Der endodontischen Behandlung geht eine eingehende Diagnostik voraus. Klinisch werden reversible und irreversible Pulpopathien sowie die Pulpanekrose unterschieden. Während im Falle der reversiblen Pulpopathie mittels Kariesexkavation, Füllungsaustausch oder der direkten Überkappung versucht werden kann, die Pulpa vital zu erhalten, ist nach Stellung der Diagnose einer irreversiblen Pulpitis die Pulpektomie indiziert. Dies ist jedoch kritisch zu betrachten, da eine Entzündungsreaktion in der Pulpa zunächst nur einen abgegrenzten Teilbereich betrifft. Das inflammatorische Geschehen breitet sich meist vom Ort der Reizeinwirkung im Bereich eines Pulpahorns beginnend von koronal nach lateral und apikal aus. Während bei Milchzähnen (und bei bleibenden Zähnen mit nicht abgeschlossenem Wurzelwachstum) die Pulpotomie, also die Entfernung lediglich des entzündeten Gewebes, therapeutisch zum Vitalerhalt durchgeführt wird, ist dieses Vorgehen bisher bei bleibenden Zähnen wenig berbreitet. Es wäre jedoch erstrebenswert, durch modifizierte Behandlungsprotokolle die Pulpotomie zum Vitalerhalt im Sinne eines regenerativen Verfahrens auch bei bleibenden Zähnen mit abgeschlossenem Wurzelwachstum durchzuführen.

Einen Sonderfall stellen jugendliche Zähne mit nicht abgeschlossenem Wurzelwachstum nach Zahntrauma dar. Geht die Pulpa bedingt durch entzündliche Vorgänge nach bakterieller Kontamination verloren, so kommt damit auch das Wurzelwachstum zum Stillstand. Ein weit offener Apex mit trichterförmigen, dünn auslaufenden und somit frakturanfälligen Dentinwänden erschwert die suffiziente Wurzelkanalfüllung erheblich. Durch medikamentöse Einlagen kann der Abschluss des Wurzelwachstums angeregt werden, im Anschluss wird der Wurzelkanal mit einer Füllung obturiert. Die Behandlung ist jedoch langwierig und des Öfteren mit Komplikationen behaftet, weil es durch entzündliche Prozesse oder durch Dentin- und Knochenresorption zur Zahnlockerung bis hin zum Zahnverlust kommen kann. Diese bisher praktizierte Apexifikation, mit der im apikalen Bereich eine Hartgewebsbarriere induziert werden soll, ist zeitaufwendig und führt auch bei erfolgreichem Abschluss zwar zumeist zu einer Verdickung der Dentinwände, nicht jedoch zu einer Zunahme des Wurzellängenwachstums. Der Vitalerhalt jugendlicher Zähne wäre natürlich besonders wünschenswert, da sowohl der Zahn als auch der ihn umgebende Knochen erhalten werden könnten, womit Funktion und Ästhetik gewährleistet blieben.

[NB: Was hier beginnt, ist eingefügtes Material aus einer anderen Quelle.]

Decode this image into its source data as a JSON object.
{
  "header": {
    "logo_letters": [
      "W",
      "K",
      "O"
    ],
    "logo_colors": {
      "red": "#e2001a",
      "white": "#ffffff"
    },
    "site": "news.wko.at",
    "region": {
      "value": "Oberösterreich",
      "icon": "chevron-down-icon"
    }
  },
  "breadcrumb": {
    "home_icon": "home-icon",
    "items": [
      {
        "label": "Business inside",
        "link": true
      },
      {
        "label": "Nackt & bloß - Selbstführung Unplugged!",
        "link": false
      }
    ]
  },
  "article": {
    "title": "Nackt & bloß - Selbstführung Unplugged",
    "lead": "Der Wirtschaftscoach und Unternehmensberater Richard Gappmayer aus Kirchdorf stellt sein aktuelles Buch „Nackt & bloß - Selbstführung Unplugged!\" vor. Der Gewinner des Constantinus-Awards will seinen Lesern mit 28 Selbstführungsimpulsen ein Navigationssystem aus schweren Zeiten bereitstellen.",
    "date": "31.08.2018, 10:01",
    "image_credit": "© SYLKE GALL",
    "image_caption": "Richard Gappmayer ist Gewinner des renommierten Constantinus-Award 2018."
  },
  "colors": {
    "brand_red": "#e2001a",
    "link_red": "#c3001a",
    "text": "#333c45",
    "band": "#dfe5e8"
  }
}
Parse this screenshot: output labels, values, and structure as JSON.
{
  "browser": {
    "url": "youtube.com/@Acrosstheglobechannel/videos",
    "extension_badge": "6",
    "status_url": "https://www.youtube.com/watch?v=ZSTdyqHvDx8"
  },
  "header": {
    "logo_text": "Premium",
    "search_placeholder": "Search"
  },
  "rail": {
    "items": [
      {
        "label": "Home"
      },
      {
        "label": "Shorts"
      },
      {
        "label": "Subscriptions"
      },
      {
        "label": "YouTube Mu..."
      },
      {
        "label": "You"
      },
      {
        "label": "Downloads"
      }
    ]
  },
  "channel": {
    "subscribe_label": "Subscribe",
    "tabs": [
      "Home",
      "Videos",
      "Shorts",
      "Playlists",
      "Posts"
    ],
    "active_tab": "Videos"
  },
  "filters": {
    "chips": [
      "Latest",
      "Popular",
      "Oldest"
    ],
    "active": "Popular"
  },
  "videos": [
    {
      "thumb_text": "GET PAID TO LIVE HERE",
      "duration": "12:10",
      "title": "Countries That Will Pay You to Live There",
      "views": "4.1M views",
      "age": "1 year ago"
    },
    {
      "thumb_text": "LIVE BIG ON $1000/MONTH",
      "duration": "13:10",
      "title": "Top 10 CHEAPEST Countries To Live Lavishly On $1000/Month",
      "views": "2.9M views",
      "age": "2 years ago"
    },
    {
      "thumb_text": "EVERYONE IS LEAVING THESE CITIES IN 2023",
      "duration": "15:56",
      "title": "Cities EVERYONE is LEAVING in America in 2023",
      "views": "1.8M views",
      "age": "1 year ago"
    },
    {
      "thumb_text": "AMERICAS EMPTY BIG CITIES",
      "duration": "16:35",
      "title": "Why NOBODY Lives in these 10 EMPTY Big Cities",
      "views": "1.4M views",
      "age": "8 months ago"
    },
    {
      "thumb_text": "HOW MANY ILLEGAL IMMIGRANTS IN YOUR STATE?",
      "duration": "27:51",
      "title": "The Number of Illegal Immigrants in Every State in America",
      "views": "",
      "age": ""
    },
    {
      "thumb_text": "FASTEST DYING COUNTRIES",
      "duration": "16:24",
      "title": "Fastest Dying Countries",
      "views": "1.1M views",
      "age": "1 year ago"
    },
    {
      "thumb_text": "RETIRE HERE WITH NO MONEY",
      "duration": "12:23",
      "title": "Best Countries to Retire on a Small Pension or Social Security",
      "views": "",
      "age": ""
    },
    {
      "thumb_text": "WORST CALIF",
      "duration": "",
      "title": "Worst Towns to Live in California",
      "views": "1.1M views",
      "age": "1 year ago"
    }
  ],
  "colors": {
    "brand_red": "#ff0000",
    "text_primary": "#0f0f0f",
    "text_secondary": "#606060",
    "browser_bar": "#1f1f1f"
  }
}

Mit der Isolation von mesenchymalen Stammzellen aus der Zahnpulpa bleibender Zähne im Jahre 2000 und der raschen Weiterentwicklung in den Bereichen des Tissue Engineering und der regenerativen Medizin gibt es immer mehr Bestrebungen, regenerative Behandlungskonzepte auch in der Endodontie gewinnbringend anzuwenden. Derzeit wird aktiv an der Entwicklung von Verfahren gearbeitet, die in der Zukunft den Einsatz synthetischer Materialien zum Ersatz der Pulpa (zumindest in ausgewählten Fällen und Indikationsstellungen) verdrängen könnten.